Business Model Implications
- For security vendors: Composition Graphs enable new pricing models based on the number of edges (interactions) monitored, not just nodes (components). This could increase revenue per customer as agents become more complex.
- For AI platform providers: Companies like OpenAI, Anthropic, and Google will need to build graph-based security into their agent frameworks (e.g., OpenAI's Agents SDK, Anthropic's Claude API) to remain competitive in enterprise markets.
- For enterprises: The cost of securing an AI agent may exceed the cost of developing it. A typical agent might cost $50k to build but $100k/year to secure with runtime monitoring.

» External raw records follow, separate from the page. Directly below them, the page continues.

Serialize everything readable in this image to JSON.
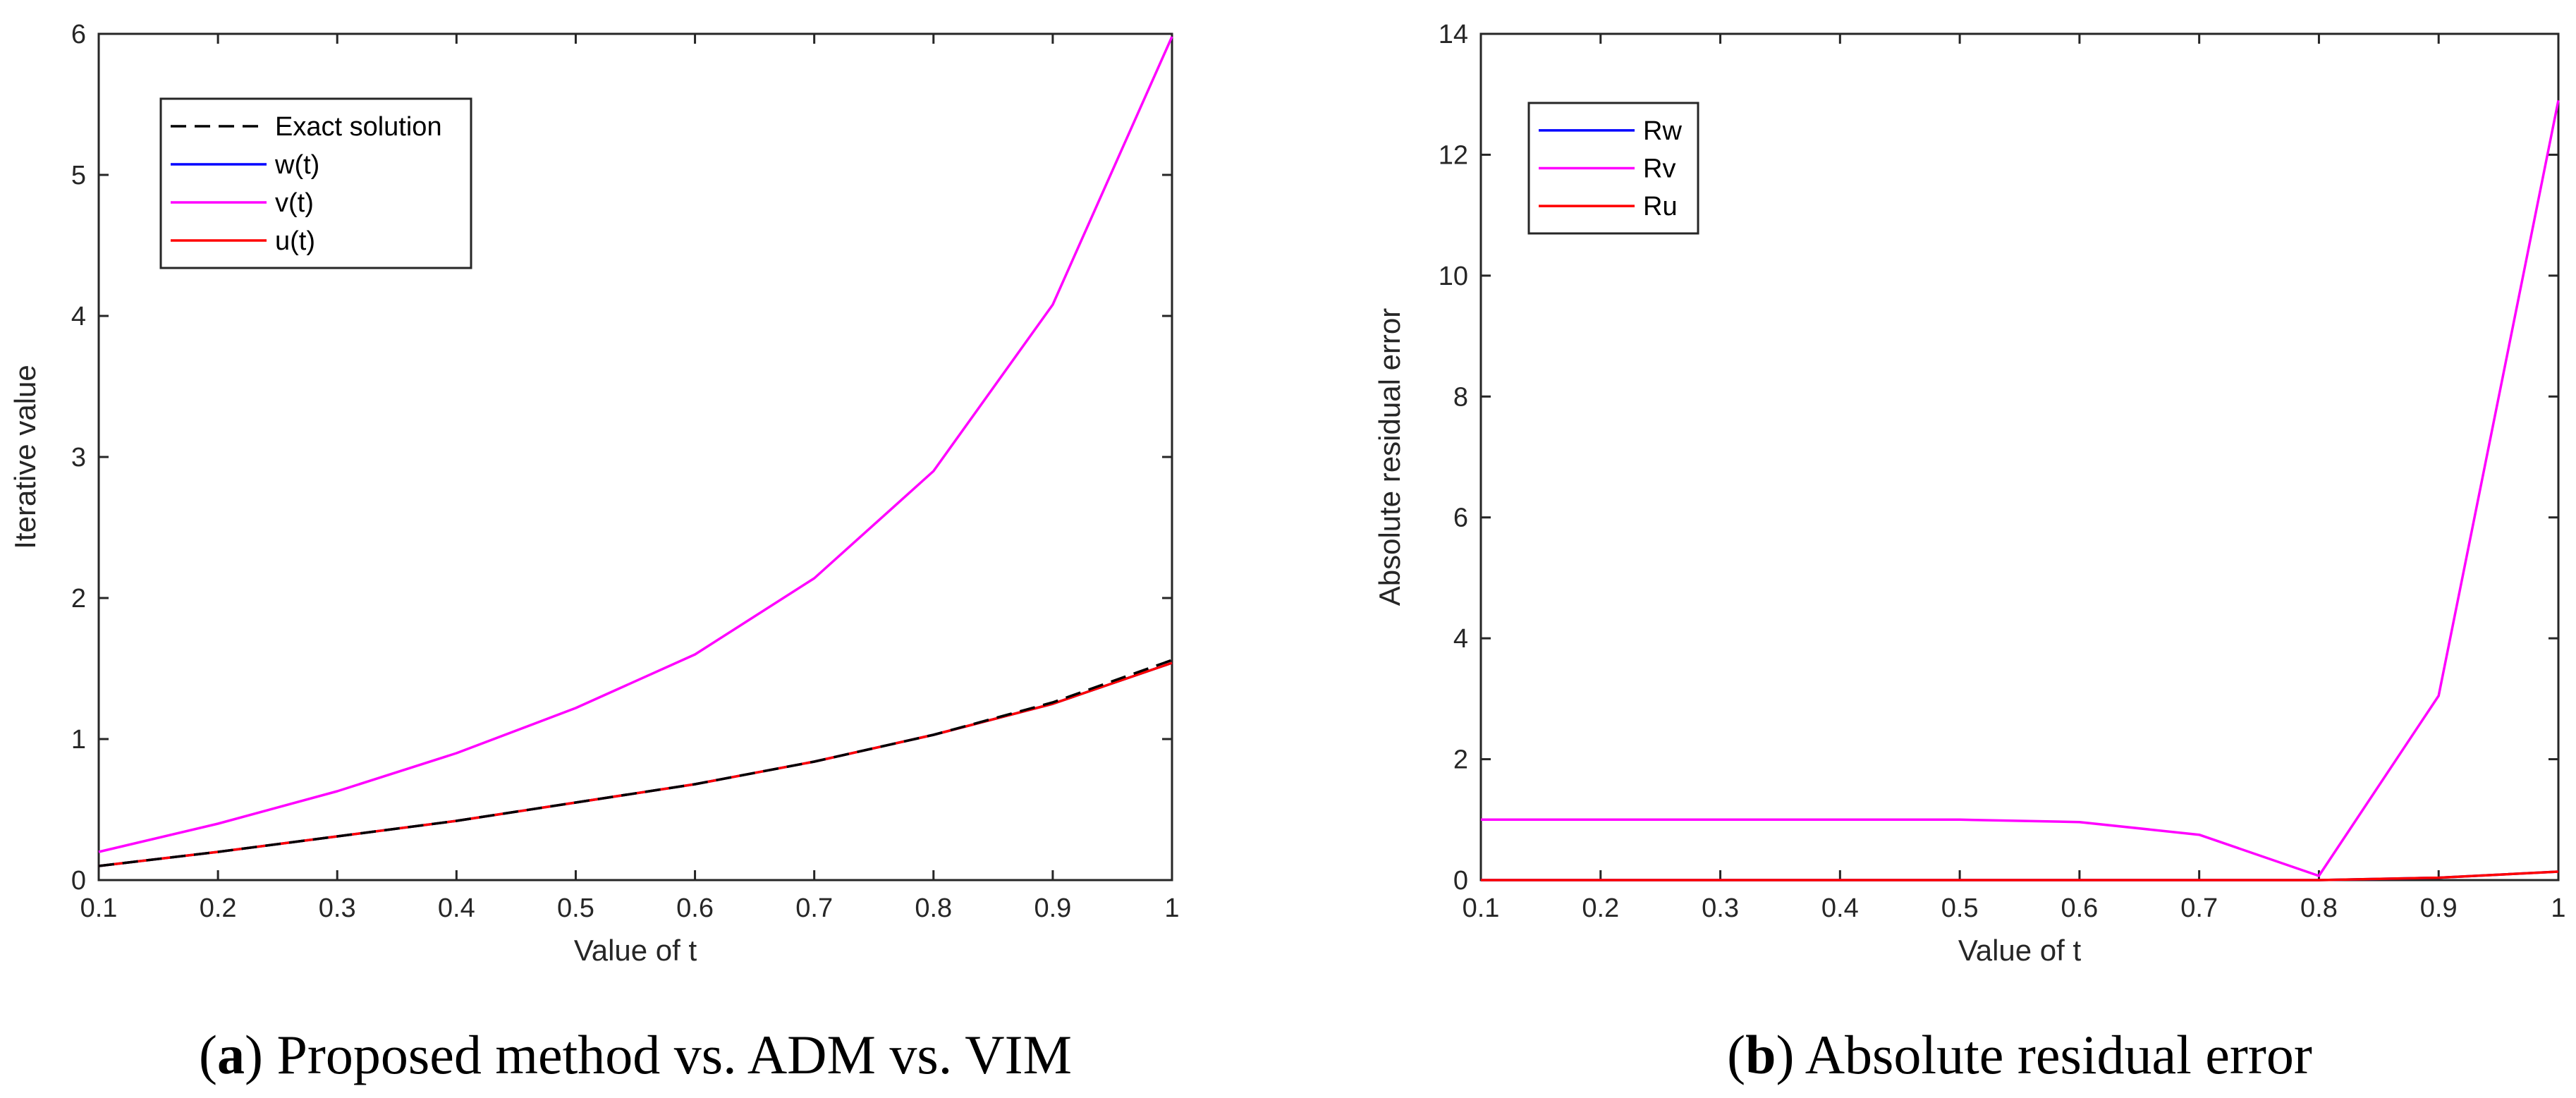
{
  "chart_data": [
    {
      "id": "a",
      "type": "line",
      "xlabel": "Value of t",
      "ylabel": "Iterative value",
      "xlim": [
        0.1,
        1
      ],
      "ylim": [
        0,
        6
      ],
      "xticks": [
        "0.1",
        "0.2",
        "0.3",
        "0.4",
        "0.5",
        "0.6",
        "0.7",
        "0.8",
        "0.9",
        "1"
      ],
      "yticks": [
        "0",
        "1",
        "2",
        "3",
        "4",
        "5",
        "6"
      ],
      "legend_position": "top-left",
      "series": [
        {
          "name": "Exact solution",
          "color": "#000000",
          "style": "dashed",
          "x": [
            0.1,
            0.2,
            0.3,
            0.4,
            0.5,
            0.6,
            0.7,
            0.8,
            0.9,
            1.0
          ],
          "y": [
            0.1,
            0.2,
            0.31,
            0.42,
            0.55,
            0.68,
            0.84,
            1.03,
            1.26,
            1.56
          ]
        },
        {
          "name": "w(t)",
          "color": "#0000ff",
          "style": "solid",
          "x": [
            0.1,
            0.2,
            0.3,
            0.4,
            0.5,
            0.6,
            0.7,
            0.8,
            0.9,
            1.0
          ],
          "y": [
            0.1,
            0.2,
            0.31,
            0.42,
            0.55,
            0.68,
            0.84,
            1.03,
            1.25,
            1.54
          ]
        },
        {
          "name": "v(t)",
          "color": "#ff00ff",
          "style": "solid",
          "x": [
            0.1,
            0.2,
            0.3,
            0.4,
            0.5,
            0.6,
            0.7,
            0.8,
            0.9,
            1.0
          ],
          "y": [
            0.2,
            0.4,
            0.63,
            0.9,
            1.22,
            1.6,
            2.14,
            2.9,
            4.08,
            5.98
          ]
        },
        {
          "name": "u(t)",
          "color": "#ff0000",
          "style": "solid",
          "x": [
            0.1,
            0.2,
            0.3,
            0.4,
            0.5,
            0.6,
            0.7,
            0.8,
            0.9,
            1.0
          ],
          "y": [
            0.1,
            0.2,
            0.31,
            0.42,
            0.55,
            0.68,
            0.84,
            1.03,
            1.25,
            1.54
          ]
        }
      ],
      "caption_letter": "a",
      "caption_text": "Proposed method vs. ADM vs. VIM"
    },
    {
      "id": "b",
      "type": "line",
      "xlabel": "Value of t",
      "ylabel": "Absolute residual error",
      "xlim": [
        0.1,
        1
      ],
      "ylim": [
        0,
        14
      ],
      "xticks": [
        "0.1",
        "0.2",
        "0.3",
        "0.4",
        "0.5",
        "0.6",
        "0.7",
        "0.8",
        "0.9",
        "1"
      ],
      "yticks": [
        "0",
        "2",
        "4",
        "6",
        "8",
        "10",
        "12",
        "14"
      ],
      "legend_position": "top-left",
      "series": [
        {
          "name": "Rw",
          "color": "#0000ff",
          "style": "solid",
          "x": [
            0.1,
            0.2,
            0.3,
            0.4,
            0.5,
            0.6,
            0.7,
            0.8,
            0.9,
            1.0
          ],
          "y": [
            0,
            0,
            0,
            0,
            0,
            0,
            0,
            0,
            0.04,
            0.14
          ]
        },
        {
          "name": "Rv",
          "color": "#ff00ff",
          "style": "solid",
          "x": [
            0.1,
            0.2,
            0.3,
            0.4,
            0.5,
            0.6,
            0.7,
            0.8,
            0.9,
            1.0
          ],
          "y": [
            1.0,
            1.0,
            1.0,
            1.0,
            1.0,
            0.96,
            0.75,
            0.07,
            3.05,
            12.9
          ]
        },
        {
          "name": "Ru",
          "color": "#ff0000",
          "style": "solid",
          "x": [
            0.1,
            0.2,
            0.3,
            0.4,
            0.5,
            0.6,
            0.7,
            0.8,
            0.9,
            1.0
          ],
          "y": [
            0,
            0,
            0,
            0,
            0,
            0,
            0,
            0,
            0.04,
            0.14
          ]
        }
      ],
      "caption_letter": "b",
      "caption_text": "Absolute residual error"
    }
  ]
}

Risks, Limitations & Open Questions
Scalability
Composition Graphs for a single agent are manageable, but for an enterprise with thousands of agents, the graph becomes a massive, high-velocity data stream. Storing and querying these graphs in real-time requires significant infrastructure. Current graph databases (Neo4j, Amazon Neptune) struggle with write-heavy workloads at scale.
Privacy
To build a Composition Graph, the security layer must observe all inter-component communication, including the content of model inputs and outputs. This raises privacy concerns, especially in healthcare and legal domains. Differential privacy or homomorphic encryption could help, but both add latency.
Adversarial Evasion
Attackers may learn to craft attacks that appear normal in the Composition Graph. For example, an attacker could slowly escalate privileges over many interactions, staying below anomaly thresholds. Graph-based defenses must be combined with behavioral modeling and adversarial training.
Standardization
No standard exists for Composition Graph schema, query language, or policy format. This creates vendor lock-in and interoperability issues. The OpenTelemetry community is working on an extension, but it's moving slowly.
AINews Verdict & Predictions
Verdict: The shift from SBOMs to Composition Graphs is not just an incremental improvement—it is a necessary paradigm shift for AI Agent security. SBOMs are dead for autonomous systems. Any organization deploying AI Agents in production without runtime composition monitoring is effectively blind to the most dangerous attack vectors.
Predictions:
1. By Q4 2026, at least one major cloud provider (AWS, Azure, GCP) will launch a managed Composition Graph service as part of their AI security offering, forcing startups to differentiate on policy intelligence.
2. By 2027, a formal standard for Composition Graphs will emerge from the OpenTelemetry AI working group, enabling interoperability between vendors.
3. By 2028, Composition Graphs will be mandatory for AI agents in regulated industries (finance, healthcare) under new compliance frameworks, similar to how SBOMs are now required for software supply chains.
4. The biggest winner will be Protect AI if they can scale their product before cloud giants enter. The biggest loser will be traditional SBOM vendors (e.g., Snyk, Sonatype) if they fail to pivot to runtime composition.
5. Watch for: The first major AI agent supply chain attack that exploits the absence of Composition Graphs—it will be the "SolarWinds" moment for AI security, accelerating adoption dramatically.